Peshawar had become one of Khaksars’ nerve-centres, and at the League’s bidding they extended their activities into the Red Shirts’ strongholds, thus indirectly helping the League’s cause. Clad in khaki, armed with belchas, marching in military formation, and observing a disciplinary code religiously as no other volunteer group in India did, the Khaksars held salutation ceremonies at the League’s sessions and rallies, and their presence in strength gave a new, complementary dimension to them. Oft and anon, they clashed with the Ahrars who were utilized by the Congress in furthering its mass contact campaign, and the militant Khaksar presence at the League’s rallies kept at bay the Congress-sponsored trouble-makers. In August 1939, the Khaksars descended upon Lucknow in strength to “resolve” the Shia-Sunni trouble, allegedly fuelled by the Congress to divide the Muslims and rule over them. Here they skirmished with the Congress-Ahrar volunteers, and were challenged by the police and military authorities. The League, on its part, “projected the Khaksar intervention as a heroic struggle”, and rose to their defence.

The Congress which had consistently accused the League of enlisting support in the name of religion was, however, not averse to using religious or religious-oriented groups such as the Jamiat and the Ahrars, in its election and mass contact campaigns. Through them it had, asserted Nawab Ismail Khan (1886-1958), “done its best to exploit the religious sentiments of the ignorant masses in every conceivable manner”. In the circumstances, therefore, the Khaksars who could talk in religious, and deal in militant, terms proved to be the antidote to both the pro-Congress professional ulema and the aggressive Ahrars.

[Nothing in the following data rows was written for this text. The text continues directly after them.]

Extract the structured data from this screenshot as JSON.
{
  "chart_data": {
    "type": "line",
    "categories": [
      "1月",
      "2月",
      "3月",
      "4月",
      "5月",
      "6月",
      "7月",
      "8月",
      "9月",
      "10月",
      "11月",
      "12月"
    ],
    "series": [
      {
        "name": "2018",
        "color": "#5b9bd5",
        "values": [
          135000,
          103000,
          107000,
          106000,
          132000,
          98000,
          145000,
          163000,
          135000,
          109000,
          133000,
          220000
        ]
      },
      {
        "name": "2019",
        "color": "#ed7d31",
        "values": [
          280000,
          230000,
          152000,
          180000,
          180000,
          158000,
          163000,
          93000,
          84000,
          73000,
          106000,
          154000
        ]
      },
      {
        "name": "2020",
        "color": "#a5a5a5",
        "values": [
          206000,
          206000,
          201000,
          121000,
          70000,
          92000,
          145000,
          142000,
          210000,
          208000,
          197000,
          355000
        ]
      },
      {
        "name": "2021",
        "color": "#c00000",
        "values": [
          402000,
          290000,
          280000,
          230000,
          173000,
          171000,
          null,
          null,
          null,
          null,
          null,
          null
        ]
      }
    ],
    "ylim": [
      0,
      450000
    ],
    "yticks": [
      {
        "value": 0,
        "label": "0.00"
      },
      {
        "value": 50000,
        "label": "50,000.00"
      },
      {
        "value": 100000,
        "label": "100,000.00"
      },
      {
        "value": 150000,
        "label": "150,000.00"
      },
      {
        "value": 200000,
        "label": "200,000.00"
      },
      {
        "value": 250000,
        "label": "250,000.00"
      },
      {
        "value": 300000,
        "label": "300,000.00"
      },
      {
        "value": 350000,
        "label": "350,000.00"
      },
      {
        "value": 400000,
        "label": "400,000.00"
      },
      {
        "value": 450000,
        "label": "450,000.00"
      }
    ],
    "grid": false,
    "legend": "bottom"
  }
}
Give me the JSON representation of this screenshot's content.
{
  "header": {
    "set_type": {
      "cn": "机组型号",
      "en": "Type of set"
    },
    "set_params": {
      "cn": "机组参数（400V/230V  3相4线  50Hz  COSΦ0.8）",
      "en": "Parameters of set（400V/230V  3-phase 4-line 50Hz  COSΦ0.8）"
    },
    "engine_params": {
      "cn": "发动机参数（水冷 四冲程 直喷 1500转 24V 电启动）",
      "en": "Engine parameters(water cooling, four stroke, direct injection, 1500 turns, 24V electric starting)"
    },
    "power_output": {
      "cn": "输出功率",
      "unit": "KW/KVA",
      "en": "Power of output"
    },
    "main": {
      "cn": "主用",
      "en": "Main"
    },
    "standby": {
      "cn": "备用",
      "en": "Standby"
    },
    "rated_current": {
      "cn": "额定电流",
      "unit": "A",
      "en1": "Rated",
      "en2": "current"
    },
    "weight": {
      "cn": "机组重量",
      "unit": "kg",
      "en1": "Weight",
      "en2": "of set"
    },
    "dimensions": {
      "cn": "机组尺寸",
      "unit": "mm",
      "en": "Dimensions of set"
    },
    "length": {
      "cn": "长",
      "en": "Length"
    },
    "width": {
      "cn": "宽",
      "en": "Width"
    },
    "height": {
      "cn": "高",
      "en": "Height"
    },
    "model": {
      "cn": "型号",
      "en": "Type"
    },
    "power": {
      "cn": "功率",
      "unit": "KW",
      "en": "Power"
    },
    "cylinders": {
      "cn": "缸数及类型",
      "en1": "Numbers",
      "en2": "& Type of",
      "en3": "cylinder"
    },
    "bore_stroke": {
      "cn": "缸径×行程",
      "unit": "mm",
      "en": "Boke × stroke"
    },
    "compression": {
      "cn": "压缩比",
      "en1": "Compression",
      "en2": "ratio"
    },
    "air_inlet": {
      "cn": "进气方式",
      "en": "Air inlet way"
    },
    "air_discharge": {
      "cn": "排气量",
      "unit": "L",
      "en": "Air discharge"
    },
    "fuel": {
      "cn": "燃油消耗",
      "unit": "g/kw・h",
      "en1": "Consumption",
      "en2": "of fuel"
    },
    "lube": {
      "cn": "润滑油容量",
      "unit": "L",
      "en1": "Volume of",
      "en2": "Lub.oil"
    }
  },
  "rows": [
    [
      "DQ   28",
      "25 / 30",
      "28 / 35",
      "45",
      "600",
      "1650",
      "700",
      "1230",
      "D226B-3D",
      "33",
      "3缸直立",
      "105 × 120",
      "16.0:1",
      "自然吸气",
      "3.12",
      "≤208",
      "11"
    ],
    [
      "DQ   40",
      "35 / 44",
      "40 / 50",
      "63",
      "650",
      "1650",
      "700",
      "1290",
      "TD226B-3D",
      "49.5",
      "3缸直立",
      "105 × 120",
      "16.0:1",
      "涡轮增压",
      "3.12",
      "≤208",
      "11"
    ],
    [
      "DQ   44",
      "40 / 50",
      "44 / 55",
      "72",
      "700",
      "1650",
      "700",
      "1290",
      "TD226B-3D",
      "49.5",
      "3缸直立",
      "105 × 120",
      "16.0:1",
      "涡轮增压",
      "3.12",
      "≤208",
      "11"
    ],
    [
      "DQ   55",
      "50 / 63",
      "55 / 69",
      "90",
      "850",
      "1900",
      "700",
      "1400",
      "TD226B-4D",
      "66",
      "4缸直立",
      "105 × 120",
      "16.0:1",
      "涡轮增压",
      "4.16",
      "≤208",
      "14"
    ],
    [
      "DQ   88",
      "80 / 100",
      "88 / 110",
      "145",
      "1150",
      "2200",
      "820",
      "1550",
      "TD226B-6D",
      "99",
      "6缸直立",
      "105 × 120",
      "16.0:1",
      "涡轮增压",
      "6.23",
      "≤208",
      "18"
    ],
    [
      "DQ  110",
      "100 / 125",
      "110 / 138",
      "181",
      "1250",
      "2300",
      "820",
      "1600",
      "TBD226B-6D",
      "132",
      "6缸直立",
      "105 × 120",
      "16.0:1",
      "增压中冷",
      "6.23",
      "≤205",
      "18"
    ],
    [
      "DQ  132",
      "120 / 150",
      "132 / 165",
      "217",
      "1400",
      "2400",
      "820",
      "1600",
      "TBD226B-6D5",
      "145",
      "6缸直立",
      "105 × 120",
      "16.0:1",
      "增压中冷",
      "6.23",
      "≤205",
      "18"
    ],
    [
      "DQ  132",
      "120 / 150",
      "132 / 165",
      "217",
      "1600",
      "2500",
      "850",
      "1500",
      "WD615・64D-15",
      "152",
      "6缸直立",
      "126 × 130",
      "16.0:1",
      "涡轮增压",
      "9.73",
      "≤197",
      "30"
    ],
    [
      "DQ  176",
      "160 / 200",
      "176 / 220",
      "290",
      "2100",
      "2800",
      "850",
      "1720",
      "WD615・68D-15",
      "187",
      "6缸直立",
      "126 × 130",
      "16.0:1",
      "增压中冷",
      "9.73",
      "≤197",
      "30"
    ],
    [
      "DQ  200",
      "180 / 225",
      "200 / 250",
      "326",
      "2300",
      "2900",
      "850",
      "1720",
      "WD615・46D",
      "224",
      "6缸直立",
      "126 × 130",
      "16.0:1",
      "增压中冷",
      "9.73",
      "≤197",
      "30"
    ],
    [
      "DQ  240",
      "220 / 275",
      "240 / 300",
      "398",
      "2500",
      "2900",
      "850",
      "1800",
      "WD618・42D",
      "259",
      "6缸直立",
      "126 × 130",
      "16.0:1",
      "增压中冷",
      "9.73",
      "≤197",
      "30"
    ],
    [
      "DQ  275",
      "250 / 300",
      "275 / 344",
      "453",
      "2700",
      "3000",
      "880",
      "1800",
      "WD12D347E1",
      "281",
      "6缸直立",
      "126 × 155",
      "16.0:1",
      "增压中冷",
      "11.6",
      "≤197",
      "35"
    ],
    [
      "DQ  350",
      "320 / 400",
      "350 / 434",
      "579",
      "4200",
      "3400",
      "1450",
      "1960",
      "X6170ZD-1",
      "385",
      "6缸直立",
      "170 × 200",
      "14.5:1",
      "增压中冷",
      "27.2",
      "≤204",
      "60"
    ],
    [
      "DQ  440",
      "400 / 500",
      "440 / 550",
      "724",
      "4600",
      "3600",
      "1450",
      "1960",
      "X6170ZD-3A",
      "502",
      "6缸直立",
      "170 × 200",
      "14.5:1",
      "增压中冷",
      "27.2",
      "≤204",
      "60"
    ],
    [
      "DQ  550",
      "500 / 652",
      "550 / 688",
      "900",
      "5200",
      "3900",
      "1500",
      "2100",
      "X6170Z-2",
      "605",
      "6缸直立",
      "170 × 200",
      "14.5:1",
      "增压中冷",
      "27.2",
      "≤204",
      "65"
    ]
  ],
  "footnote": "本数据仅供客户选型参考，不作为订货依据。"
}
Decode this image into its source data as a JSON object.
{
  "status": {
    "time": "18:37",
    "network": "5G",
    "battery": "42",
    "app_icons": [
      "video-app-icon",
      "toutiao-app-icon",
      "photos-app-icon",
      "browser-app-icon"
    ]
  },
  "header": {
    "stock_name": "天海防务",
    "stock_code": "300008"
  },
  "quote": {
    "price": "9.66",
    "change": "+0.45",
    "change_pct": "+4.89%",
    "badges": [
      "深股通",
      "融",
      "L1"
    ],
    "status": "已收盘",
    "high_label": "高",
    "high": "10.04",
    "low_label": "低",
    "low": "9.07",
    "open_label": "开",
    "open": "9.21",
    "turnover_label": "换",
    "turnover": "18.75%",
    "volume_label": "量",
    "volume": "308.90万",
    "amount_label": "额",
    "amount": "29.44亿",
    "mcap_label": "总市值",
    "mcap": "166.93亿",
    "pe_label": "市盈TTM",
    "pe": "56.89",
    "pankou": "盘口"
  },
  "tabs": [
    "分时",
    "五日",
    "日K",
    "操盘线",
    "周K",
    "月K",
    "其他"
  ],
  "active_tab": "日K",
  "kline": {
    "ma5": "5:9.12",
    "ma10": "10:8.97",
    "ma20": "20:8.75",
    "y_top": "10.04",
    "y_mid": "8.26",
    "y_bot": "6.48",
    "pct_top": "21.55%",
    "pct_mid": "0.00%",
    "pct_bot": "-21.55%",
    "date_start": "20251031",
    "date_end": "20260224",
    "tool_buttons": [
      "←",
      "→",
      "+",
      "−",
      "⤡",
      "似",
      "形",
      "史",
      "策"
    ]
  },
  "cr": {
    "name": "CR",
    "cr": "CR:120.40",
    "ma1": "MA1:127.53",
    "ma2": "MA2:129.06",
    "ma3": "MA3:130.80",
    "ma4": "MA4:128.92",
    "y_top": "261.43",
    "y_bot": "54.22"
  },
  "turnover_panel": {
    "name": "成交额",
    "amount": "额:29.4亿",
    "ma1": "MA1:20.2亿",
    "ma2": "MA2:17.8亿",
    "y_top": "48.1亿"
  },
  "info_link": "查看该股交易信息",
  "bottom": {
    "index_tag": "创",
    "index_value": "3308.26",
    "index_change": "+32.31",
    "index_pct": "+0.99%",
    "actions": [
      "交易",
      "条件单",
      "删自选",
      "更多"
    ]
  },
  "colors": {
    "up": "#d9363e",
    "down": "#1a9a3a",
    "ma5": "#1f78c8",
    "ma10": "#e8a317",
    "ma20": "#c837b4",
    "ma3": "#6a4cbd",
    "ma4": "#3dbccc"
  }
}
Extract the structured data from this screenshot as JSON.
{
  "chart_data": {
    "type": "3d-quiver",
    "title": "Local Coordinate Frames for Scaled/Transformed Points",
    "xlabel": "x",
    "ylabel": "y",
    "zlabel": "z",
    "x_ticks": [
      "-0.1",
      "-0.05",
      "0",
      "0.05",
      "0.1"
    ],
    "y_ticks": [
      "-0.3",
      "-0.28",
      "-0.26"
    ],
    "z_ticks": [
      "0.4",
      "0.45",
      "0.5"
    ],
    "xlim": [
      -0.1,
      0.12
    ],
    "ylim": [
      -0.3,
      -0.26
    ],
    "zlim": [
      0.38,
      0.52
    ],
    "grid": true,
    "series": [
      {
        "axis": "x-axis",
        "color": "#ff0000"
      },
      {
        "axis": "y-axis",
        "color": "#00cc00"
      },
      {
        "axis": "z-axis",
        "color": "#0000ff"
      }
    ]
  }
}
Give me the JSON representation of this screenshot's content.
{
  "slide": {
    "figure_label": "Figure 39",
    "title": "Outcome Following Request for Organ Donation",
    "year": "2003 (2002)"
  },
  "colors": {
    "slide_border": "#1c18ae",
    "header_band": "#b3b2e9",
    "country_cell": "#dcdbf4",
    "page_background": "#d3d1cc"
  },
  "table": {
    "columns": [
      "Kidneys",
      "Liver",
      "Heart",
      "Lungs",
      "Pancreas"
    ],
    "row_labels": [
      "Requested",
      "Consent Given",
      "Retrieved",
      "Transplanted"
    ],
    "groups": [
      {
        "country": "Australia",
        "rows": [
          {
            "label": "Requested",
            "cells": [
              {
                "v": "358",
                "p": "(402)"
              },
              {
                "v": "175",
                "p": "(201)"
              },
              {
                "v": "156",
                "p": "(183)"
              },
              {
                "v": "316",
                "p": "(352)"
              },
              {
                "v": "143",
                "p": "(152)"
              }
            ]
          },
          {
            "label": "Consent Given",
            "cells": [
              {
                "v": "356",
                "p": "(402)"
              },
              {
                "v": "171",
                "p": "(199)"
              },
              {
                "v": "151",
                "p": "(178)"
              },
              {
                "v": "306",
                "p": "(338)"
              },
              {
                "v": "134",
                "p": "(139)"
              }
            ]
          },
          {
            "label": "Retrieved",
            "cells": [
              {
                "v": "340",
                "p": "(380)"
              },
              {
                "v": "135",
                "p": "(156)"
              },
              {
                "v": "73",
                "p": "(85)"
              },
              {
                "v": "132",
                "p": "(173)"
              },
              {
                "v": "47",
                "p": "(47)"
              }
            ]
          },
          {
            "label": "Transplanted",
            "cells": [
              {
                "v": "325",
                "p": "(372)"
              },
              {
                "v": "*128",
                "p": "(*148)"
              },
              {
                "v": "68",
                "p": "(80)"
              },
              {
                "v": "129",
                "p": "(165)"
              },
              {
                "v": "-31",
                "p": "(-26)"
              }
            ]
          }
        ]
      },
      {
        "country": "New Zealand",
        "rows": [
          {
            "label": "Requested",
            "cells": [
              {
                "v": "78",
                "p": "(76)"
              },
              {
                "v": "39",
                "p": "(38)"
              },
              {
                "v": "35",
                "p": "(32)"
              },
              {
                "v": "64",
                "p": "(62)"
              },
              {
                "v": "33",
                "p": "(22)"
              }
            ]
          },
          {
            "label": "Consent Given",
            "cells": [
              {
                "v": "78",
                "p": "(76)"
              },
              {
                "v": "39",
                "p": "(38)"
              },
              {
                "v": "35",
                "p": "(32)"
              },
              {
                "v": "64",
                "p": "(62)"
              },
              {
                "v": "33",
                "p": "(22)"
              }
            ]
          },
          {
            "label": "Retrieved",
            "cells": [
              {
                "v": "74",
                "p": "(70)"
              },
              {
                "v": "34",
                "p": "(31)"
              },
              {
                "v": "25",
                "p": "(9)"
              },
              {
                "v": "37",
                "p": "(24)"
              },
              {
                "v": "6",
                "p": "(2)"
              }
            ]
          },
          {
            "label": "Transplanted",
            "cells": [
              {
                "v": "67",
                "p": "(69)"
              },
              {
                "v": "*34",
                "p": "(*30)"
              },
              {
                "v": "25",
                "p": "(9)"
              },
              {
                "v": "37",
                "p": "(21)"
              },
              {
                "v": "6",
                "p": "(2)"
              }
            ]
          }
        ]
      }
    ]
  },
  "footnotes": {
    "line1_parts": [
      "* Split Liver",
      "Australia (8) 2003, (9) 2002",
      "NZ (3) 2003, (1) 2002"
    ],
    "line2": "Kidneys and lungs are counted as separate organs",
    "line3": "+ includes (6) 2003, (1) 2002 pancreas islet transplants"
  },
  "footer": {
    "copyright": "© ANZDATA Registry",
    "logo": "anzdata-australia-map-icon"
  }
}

Meantime, through its new-forged links with the Khaksar movement, the League began to discover and develop “important channels of communication with the Muslim masses”. While the Khaksars were drawn into the political arena under the League’s influence, its close links with them facilitated its entry into the arena of grass-root activism. This was in part helped by the proliferation of the Mahasabha and Arya Samaj oriented organizations such as Rashtriya Swayamsevak Sangh (RSS), Hanuman Vyayam Mandal, Mahabir Dal, and the projected Hindu National Militias (or Ram Sena), besides the Mahasabha and Arya Samaj themselves, which, employed among others, “evocative military idiom”, glorified, “selectively and provocatively, aspects of Hindu tradition and mythology”, and indulged “in songs, and publishing leaflets and pictures, calculated to annoy the Mohammedans”.

This provoked the League to setup, although with some misgivings, the Muslim League National Guards (MLNG) at the provincial level, and soon enough it made spectacular gains on its own. With branches in 33 districts in the UP, and a strength of 10,000 in 1938, the MLNG had recruited 15,000 volunteers by mid-1939, and 18,500 by the year’s end. By late 1939 the MLNG, with its own cadres, emerged “as a strong and combative political force”, making accessible to the League the new channels of propaganda and communication down to the grass-root level, and building, in the process, the League as an “organization comparable to that of the Congress”, both at the hustings and on the streets. This development was crucial in the politicization of Muslims during 1938-39.